WASHINGTON -- Senators droned on last week, supposedly debating two female nominees for the U.S. appellate bench, but it was a sham. The real issue was the future makeup of the Supreme Court, which explains the audacious Democratic strategy of blocking President Bush's choices for lower courts. The focus on the high court also has resulted in failure so far in seeking a negotiated settlement.
In the 48 years that I have watched senators debate, they usually resemble ships passing in the night -- but never more so than last week. As Democrats engaged in calumny, Republican corrections of their misstatements went unnoted and generally unheard. The real debate was behind closed doors, shaping an agreement that only three judicial nominees need be rejected.
Disagreement came over treatment of imminent Supreme Court nominees. One Republican senator, considered a party-line man, told me he would agree to throw overboard three designated appellate nominees if granted a major concession: a promise never to filibuster the president's Supreme Court choices. But that is a concession not even six Democrats have been willing to make.

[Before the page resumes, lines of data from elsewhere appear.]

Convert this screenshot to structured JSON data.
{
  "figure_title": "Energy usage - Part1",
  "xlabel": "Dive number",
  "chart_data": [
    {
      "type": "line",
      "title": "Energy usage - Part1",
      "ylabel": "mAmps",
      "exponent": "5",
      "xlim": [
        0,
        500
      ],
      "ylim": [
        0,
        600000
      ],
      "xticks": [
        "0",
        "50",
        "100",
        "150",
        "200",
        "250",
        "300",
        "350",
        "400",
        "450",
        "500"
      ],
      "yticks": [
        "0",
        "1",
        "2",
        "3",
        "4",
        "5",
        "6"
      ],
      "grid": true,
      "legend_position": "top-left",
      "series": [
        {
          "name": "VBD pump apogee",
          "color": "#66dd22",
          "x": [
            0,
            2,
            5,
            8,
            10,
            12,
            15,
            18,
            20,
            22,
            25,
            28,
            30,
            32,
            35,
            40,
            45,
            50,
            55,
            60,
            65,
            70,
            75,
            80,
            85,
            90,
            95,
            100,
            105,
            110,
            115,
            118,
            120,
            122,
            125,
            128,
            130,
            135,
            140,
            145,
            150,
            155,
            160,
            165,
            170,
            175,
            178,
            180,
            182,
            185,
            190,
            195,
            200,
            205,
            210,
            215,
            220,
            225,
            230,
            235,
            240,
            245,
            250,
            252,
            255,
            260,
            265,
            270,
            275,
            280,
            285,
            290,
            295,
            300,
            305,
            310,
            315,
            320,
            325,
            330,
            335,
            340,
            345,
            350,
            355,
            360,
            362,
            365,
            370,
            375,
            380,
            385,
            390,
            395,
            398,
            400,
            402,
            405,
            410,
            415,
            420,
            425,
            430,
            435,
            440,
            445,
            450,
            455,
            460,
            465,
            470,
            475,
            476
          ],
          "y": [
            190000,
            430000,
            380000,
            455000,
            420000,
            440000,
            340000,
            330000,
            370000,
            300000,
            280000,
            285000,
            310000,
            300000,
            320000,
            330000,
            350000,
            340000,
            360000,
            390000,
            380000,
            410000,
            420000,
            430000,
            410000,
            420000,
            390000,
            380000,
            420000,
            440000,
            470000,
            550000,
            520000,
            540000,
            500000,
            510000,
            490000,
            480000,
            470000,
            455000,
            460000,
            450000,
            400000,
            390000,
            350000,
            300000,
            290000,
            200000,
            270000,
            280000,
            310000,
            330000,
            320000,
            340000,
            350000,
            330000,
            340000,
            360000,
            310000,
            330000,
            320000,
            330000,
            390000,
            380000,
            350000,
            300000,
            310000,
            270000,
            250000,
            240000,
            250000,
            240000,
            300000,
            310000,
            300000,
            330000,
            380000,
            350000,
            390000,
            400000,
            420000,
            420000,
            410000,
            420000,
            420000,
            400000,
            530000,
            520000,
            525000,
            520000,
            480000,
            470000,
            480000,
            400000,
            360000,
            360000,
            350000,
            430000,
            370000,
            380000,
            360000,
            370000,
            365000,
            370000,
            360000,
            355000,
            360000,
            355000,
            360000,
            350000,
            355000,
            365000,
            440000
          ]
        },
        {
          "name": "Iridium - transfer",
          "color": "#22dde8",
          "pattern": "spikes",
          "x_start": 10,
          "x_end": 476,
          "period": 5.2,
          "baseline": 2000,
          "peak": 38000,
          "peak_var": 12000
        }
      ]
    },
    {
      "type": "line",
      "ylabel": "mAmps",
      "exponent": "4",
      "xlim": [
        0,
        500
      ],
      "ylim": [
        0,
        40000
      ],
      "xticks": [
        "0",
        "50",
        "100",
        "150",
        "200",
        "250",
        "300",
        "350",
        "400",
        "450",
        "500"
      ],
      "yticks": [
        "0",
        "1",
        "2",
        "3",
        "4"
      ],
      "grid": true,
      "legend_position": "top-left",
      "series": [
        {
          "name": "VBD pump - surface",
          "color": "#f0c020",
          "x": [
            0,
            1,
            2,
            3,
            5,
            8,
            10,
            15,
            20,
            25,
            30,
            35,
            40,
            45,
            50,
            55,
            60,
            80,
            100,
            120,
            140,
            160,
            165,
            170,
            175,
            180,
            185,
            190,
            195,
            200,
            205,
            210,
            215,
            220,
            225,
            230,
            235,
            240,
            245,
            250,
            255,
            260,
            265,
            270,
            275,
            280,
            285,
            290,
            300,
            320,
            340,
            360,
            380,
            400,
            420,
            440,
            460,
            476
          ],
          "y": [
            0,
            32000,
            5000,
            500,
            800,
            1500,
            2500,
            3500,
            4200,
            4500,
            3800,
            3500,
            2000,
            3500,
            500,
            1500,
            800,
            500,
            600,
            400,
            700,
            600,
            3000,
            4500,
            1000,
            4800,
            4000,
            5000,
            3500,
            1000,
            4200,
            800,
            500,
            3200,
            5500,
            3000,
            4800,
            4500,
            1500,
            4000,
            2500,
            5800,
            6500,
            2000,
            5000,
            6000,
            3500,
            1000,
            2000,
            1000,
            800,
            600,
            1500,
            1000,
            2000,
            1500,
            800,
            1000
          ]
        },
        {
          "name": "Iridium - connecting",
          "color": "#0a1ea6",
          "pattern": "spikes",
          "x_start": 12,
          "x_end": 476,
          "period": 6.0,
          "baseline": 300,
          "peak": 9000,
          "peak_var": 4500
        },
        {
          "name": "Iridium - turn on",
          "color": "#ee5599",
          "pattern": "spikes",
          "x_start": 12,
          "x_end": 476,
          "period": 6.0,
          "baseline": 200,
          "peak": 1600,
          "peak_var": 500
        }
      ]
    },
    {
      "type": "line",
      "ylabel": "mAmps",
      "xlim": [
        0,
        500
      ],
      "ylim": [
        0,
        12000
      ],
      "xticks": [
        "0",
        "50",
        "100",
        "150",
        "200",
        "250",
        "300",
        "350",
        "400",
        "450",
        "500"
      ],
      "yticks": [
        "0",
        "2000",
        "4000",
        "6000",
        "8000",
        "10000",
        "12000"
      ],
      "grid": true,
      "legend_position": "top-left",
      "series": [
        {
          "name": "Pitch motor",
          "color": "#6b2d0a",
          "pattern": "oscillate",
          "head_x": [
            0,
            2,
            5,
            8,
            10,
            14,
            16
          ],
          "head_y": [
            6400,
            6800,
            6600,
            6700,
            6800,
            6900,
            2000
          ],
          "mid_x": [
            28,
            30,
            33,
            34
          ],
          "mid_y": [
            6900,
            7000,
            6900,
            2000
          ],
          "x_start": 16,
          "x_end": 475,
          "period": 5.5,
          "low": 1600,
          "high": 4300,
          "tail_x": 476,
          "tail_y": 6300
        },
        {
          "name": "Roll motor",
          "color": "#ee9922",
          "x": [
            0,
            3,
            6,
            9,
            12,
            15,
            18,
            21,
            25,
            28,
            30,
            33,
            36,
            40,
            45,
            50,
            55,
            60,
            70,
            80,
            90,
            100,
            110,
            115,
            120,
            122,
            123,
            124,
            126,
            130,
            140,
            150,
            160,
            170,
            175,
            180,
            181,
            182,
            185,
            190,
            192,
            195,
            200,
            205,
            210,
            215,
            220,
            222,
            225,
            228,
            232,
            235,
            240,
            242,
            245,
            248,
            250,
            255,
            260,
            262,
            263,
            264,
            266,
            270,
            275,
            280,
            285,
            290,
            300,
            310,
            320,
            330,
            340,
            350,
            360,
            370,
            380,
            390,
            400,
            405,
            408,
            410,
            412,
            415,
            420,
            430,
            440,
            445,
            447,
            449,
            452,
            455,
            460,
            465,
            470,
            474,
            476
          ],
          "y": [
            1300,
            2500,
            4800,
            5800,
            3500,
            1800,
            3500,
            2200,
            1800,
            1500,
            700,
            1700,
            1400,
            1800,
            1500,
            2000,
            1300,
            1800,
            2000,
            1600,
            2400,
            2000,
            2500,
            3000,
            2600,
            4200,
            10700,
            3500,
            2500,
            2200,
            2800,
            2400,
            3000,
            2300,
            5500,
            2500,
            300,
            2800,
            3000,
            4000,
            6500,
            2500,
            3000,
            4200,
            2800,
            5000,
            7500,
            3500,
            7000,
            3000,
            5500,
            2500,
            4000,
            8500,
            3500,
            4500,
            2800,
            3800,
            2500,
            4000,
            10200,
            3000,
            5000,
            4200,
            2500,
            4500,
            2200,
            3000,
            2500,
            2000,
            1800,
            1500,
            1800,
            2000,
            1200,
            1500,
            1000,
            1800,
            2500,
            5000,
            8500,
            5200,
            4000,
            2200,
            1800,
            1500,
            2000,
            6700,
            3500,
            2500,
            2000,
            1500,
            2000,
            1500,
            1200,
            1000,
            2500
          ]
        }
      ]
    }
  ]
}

Indeed, the question of who shall sit on the Supreme Court is the reason for this crisis. It is the reason key Senate Democrats held an unprecedented meeting in Minority Leader Tom Daschle's office on Jan. 30, 2003. Thanks to Republican discovery of Democratic e-mails, an unprecedented documentary record reveals a pure political power play.
Sen. Edward M. Kennedy, the Senate's 73-year-old liberal lion, has orchestrated a solid Democratic front that has succeeded beyond all expectations. It has kept 16 Bush nominees off the appellate bench, some permanently. But Kennedy went too far. Had he blocked two or three judges, the reaction would have been modest. Judiciary Committee Chairman Arlen Specter, hardly a fire-eating Republican, told the Senate Friday that the nominees are being "held hostage as pawns in a convoluted chess game that is spinning out of control."
If the Daschle-Kennedy power play had been intended to intimidate the Republicans regarding the Supreme Court, it had the opposite effect. Sen. Gordon Smith, a moderate Oregon Republican who had been a "qualified" backer of the "nuclear option" as late as Tuesday, went to the Senate floor Thursday to declare unqualified support.